Девчонка с отчаянным видом замотала головой, ничего не говоря. Да и что тут можно было сказать? Только постараться, чтоб и вправду не пожалела.
Как они оказались лежащими рядом, Фархад и сам не заметил. Все вокруг и внутри него слилось в единый поток расплавленного лунного золота: вкус вина на мягких упругих губах, разметавшиеся по подушке черные пряди, яростное изумрудное сияние полуприкрытых ресницами глаз.
Наргис плавилась и текла, обжигая и нежа этим жаром. Склонившись, Фархад целовал томно выгибающееся тело, ласкал кончиком языка, дразня напрягшиеся ягоды сосков, нежную кожу на ключицах и ямочку у основания шеи. Потом спустился ниже, ласково, но чувствительно помечая зубами по животу дорожку вниз. Тут же зализал розоватые следы, выгладил пальцами и губами нежное местечко под ребрами, бедра снаружи и изнутри. Приподнялся, глянув на мечущееся в его руках и под жадным ртом тело. Проговорил, сдерживая рвущийся изнутри рык:
— Моя. Сегодня — только моя. Слышишь? Нар-р-р-ргис…
Все-таки не удержался, проурчал горлом, перекатывая горячее сладкое имя на языке, как ломтик абрикоса. Лег сверху, накрывая собой, пряча от всего мира, прижался ртом, целуя требовательно и беспощадно.
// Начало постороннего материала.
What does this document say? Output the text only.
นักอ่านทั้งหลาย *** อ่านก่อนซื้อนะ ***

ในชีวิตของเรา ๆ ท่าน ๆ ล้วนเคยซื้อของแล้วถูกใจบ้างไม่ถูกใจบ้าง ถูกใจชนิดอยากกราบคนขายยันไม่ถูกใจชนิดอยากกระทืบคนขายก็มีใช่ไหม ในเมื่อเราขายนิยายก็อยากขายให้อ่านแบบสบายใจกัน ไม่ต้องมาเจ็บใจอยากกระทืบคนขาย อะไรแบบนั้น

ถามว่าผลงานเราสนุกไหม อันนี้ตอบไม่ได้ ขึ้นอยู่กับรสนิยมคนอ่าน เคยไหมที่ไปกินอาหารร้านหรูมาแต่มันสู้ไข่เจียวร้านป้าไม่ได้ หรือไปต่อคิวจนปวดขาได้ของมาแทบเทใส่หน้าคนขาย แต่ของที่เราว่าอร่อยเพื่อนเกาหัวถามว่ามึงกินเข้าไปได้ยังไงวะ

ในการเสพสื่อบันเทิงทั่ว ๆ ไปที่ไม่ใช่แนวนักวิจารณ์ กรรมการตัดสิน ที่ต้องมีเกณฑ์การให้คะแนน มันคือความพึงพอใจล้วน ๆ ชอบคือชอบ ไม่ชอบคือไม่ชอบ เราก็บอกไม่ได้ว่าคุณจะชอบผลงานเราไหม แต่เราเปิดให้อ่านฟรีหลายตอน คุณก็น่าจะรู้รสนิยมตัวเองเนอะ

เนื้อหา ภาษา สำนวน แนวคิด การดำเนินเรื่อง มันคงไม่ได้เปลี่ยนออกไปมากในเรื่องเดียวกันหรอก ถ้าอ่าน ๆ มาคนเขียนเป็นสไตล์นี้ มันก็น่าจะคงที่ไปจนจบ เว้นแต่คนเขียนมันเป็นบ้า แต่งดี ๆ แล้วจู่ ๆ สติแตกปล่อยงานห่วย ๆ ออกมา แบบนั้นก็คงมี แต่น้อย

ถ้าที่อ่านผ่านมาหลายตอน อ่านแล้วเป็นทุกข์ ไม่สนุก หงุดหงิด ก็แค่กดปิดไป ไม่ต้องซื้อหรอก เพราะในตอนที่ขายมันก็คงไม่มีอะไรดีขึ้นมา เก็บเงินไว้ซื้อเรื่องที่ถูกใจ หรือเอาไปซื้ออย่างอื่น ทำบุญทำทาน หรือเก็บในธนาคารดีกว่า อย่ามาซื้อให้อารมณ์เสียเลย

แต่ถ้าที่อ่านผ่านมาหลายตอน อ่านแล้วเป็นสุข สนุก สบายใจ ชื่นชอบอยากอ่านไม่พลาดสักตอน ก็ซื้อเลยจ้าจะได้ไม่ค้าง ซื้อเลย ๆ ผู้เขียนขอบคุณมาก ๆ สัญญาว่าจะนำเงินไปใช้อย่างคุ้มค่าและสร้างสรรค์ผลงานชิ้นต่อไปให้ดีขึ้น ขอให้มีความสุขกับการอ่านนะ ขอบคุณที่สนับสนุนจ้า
Из-под ресниц, бросающих тень на смуглые щеки, Наргис глянула томно и жадно, прильнула к нему, бесстыдно раскрывая навстречу бедра, приглашая.
Запах абрикоса окончательно потерялся в солоновато-резком аромате возбужденных тел, и это тоже было правильно. Фархад оторвался от распухших под его поцелуями губ, скользнул горячим влажным ртом по шее, приласкал мочку уха, медленно и сильно толкнулся внутрь. Остановился, переждав короткий всхлип, но тут же Наргис сама подалась к нему, обхватывая за бедра.